Sarah truly SUFFERED, going to hell and back in the first film, so her escape had a resounding and meaningful impact, and if you pay close attention to the descent into the cave system during the early stages of the film, Ed gives Rios a knowing wink. Remember, Ed bragged about his “granddaddy” working in the mines. Ed was a local in the area, and he obviously knows everything there is to know about the crawlers, so he sat back and watched, as the creatures waited for a fresh group of meat. I’m not saying I have a crystal ball, because that means I already knew Rios would escape the cave, with Ed waiting in the wings to attack her from behind. That’s ridiculous, but the wink is an obvious clue that undermines the moment, and you had to know something was going to happen to Rios during her little scamper in the woods.

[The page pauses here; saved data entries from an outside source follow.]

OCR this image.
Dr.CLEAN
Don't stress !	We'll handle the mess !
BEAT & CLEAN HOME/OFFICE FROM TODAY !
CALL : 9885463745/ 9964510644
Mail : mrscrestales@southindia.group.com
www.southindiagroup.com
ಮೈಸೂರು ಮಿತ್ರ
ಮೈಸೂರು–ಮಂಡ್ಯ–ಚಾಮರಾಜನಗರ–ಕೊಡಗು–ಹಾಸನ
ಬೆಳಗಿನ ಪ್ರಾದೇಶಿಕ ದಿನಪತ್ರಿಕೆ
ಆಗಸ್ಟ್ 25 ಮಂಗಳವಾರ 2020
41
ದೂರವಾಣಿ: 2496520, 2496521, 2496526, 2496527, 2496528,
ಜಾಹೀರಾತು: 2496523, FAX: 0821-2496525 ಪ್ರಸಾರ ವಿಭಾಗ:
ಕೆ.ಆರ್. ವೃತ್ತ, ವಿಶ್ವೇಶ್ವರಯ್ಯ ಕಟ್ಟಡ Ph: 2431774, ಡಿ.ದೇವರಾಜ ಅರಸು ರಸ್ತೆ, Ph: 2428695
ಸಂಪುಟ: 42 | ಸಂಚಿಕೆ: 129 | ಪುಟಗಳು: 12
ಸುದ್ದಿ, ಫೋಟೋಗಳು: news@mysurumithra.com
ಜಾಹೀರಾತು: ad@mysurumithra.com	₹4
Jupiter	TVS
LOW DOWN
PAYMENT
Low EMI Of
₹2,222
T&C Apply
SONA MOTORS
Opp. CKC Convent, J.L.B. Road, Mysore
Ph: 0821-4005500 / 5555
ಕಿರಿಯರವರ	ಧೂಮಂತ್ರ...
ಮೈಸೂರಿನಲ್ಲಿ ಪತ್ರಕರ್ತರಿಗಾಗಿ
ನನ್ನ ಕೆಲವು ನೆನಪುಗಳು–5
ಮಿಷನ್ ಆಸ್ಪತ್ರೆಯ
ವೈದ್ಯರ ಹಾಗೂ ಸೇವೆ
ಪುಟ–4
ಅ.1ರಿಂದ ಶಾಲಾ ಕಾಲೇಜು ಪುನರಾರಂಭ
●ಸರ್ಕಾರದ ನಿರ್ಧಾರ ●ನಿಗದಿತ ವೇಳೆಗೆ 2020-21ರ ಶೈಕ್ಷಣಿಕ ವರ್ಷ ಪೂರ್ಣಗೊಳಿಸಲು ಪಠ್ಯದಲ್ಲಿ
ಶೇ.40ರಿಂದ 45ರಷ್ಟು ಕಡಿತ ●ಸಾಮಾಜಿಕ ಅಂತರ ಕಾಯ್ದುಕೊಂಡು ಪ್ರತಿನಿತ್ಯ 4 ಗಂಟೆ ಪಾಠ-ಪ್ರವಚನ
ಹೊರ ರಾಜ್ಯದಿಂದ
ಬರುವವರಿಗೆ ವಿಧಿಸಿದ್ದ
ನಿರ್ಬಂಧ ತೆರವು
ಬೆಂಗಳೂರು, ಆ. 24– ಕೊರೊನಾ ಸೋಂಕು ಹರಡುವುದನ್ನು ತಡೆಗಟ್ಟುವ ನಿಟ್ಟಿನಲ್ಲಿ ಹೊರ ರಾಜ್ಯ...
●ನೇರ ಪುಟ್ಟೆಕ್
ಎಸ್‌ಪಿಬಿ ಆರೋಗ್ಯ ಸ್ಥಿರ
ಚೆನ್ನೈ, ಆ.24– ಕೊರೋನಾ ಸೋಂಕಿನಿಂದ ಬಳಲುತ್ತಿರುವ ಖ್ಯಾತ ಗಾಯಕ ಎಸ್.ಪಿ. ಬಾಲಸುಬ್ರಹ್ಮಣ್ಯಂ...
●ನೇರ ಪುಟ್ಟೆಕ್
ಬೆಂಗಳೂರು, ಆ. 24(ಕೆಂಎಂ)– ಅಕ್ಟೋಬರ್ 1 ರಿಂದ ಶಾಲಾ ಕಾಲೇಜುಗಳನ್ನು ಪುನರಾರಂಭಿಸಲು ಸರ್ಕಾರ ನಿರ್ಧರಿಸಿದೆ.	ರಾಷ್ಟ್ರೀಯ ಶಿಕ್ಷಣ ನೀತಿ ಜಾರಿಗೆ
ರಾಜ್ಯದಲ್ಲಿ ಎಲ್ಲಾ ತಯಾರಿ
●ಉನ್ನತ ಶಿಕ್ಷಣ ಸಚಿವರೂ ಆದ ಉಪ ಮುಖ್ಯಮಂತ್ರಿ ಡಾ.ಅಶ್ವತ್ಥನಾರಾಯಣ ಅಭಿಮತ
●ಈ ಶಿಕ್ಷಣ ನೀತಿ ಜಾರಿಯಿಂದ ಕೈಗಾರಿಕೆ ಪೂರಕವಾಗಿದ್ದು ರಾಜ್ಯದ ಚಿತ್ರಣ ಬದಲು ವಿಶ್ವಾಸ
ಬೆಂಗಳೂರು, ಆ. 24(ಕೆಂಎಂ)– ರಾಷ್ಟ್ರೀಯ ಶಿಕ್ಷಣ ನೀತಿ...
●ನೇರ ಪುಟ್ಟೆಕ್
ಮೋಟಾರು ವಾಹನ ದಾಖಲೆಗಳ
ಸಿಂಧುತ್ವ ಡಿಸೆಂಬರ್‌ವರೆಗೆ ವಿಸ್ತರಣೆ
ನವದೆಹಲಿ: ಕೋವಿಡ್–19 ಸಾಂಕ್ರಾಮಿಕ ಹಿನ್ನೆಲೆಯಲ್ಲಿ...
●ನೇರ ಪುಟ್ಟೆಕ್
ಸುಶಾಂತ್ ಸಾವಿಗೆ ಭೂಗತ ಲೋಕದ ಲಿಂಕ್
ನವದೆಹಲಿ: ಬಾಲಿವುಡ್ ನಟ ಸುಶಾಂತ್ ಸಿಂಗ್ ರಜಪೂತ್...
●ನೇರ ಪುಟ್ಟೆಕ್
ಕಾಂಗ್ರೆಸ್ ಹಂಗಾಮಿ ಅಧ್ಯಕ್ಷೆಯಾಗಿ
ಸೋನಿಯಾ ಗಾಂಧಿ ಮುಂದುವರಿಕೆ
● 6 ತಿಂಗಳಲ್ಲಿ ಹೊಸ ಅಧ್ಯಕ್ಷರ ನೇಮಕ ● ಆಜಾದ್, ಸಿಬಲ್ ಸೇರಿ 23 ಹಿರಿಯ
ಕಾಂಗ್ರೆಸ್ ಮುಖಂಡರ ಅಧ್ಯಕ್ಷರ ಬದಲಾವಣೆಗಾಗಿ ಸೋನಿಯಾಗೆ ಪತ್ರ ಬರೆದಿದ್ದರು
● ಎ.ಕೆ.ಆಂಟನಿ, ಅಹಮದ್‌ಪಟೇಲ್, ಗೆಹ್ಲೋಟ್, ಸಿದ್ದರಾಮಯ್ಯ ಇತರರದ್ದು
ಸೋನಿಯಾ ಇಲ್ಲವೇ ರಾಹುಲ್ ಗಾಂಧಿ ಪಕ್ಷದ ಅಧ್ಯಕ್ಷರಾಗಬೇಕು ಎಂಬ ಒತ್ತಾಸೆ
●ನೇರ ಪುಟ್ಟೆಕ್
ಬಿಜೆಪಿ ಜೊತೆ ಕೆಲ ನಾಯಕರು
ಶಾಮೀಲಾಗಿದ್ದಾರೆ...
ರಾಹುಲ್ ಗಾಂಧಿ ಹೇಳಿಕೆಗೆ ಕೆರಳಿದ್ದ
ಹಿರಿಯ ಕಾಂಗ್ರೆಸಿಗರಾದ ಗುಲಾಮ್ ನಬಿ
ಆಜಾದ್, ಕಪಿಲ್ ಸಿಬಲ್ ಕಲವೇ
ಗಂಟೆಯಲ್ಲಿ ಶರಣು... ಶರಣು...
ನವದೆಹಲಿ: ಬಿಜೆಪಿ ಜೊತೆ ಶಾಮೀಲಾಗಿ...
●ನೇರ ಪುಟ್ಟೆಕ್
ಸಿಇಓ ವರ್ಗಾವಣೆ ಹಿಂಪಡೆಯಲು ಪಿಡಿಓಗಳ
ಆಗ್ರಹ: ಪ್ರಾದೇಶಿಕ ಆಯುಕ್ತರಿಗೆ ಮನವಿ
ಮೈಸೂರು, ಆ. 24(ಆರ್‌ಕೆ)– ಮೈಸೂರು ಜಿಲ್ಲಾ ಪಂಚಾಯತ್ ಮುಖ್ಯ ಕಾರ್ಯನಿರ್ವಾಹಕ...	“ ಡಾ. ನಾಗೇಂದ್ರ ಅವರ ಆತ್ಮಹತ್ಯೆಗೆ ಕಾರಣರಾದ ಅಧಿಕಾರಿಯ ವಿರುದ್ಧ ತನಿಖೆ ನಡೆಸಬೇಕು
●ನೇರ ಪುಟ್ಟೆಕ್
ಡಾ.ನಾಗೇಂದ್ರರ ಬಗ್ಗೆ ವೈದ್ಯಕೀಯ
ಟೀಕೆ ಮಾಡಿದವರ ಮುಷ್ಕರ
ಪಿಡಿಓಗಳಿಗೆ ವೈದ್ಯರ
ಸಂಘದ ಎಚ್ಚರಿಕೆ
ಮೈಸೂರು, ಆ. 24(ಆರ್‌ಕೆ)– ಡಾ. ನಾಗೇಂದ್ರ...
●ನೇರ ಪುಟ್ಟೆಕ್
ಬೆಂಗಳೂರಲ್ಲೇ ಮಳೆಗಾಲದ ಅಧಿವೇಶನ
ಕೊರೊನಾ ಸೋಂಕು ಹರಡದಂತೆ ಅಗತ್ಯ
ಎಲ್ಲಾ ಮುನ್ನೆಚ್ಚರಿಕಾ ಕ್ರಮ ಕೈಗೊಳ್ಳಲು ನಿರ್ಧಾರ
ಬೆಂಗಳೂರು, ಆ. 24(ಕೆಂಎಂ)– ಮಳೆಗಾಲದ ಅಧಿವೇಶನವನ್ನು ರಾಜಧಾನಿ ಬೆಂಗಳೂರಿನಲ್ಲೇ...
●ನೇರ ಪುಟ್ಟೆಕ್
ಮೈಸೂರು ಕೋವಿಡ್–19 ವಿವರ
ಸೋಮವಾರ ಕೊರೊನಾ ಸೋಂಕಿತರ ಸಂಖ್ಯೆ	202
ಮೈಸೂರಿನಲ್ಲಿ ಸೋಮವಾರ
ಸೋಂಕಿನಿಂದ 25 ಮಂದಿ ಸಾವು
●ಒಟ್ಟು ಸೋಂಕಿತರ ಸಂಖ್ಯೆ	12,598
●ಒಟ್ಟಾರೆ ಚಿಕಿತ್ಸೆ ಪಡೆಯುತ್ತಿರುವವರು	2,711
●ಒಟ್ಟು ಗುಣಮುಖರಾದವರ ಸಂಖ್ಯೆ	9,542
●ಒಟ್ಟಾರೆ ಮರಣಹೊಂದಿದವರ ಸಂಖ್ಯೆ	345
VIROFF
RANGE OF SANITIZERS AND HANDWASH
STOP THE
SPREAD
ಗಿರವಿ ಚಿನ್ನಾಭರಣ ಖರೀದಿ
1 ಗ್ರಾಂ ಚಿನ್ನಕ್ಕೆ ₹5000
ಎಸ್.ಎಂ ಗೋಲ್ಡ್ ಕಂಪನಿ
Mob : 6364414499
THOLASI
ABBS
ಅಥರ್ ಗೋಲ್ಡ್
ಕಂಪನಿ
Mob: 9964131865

I’ve re-watched this one more times than I can count over the years, and I still have mixed feelings for The Descent Part 2. On one hand, it’s not a terrible film, not by a longshot, but Part 2 is a noticeable step down, when you compare it to the original. Part 2 is bogged down by some unnecessary jump scares (including a lukewarm fakeout jumpscare), having to buy into a questionable story (i.e. Sarah’s memory loss), and you have a few dumb horror movie character moments here.

With all that said, The Descent Part 2 is still MUCH better than most horror sequels or horror number twos, and to be fair, topping or coming close to the critically acclaimed original would’ve been damn near impossible. Shauna Macdonlad’s return gives the sequel a boost, Macdonald delivers another strong performance, and the rest of the supporting cast ranges from decent to solid. Part 2 features a handful of terrifying and suspenful close calls, and you can make the argument for Part 2 trumping the original in the nail-biting claustrophobia department.

Plus, the sequel reintroduces some familiar remnants and themes from the original with sacrifice, bravery, and strong female characters, as Rios comes into her own as a fighter under Sarah’s tutelage. To add to that, when it comes to gross-out moments and gore, Part 2 is not afraid to hold back, at all. A rat crawling out of Rebecca’s dead body, the blood from Sam’s hanging corpse dripping onto and drenching Cath’s face, and Rios using a pickaxe to chop off Vaines’ arm. Oh, and it’s hard to forget about Sarah and Rios accidentally stumbling into the crawler’s pit of feces, and having to quietly watch a crawler use the bathroom.

If we’re talking about the crawlers, outside of a few facial changes, there’s not a big difference between the original and Part 2. But I’ll say this, adding the large, hulking crawler to the pack was a nice touch. He appears during the tail end of the film, but the large crawler’s size and build as a behemoth gives him more of an intimidating and threatening demeanor, and he’s the only large crawler in the pack, so he can stand out with a “one of a kind” presence.

A few bonus points for a shocking return, and I have some complaints for some noticeable horror tropes here, but it could’ve been worse, much worse. Think about all the cheap and watered down horror sequels/straight-to-video abominations that try to capitalize off of a successful original for the sake of making a quick profit. You know the formula: a lazy and tedious screenplay with references and winks to the original, a disposable new cast of characters, poor production values, and shoddy directing. In the end, the sequel is not without its flaws, but I’m just glad the powers that be for The Descent Part 2 made the effort to avoid the embarrassing levels of a bargain basement horror sequel disaster.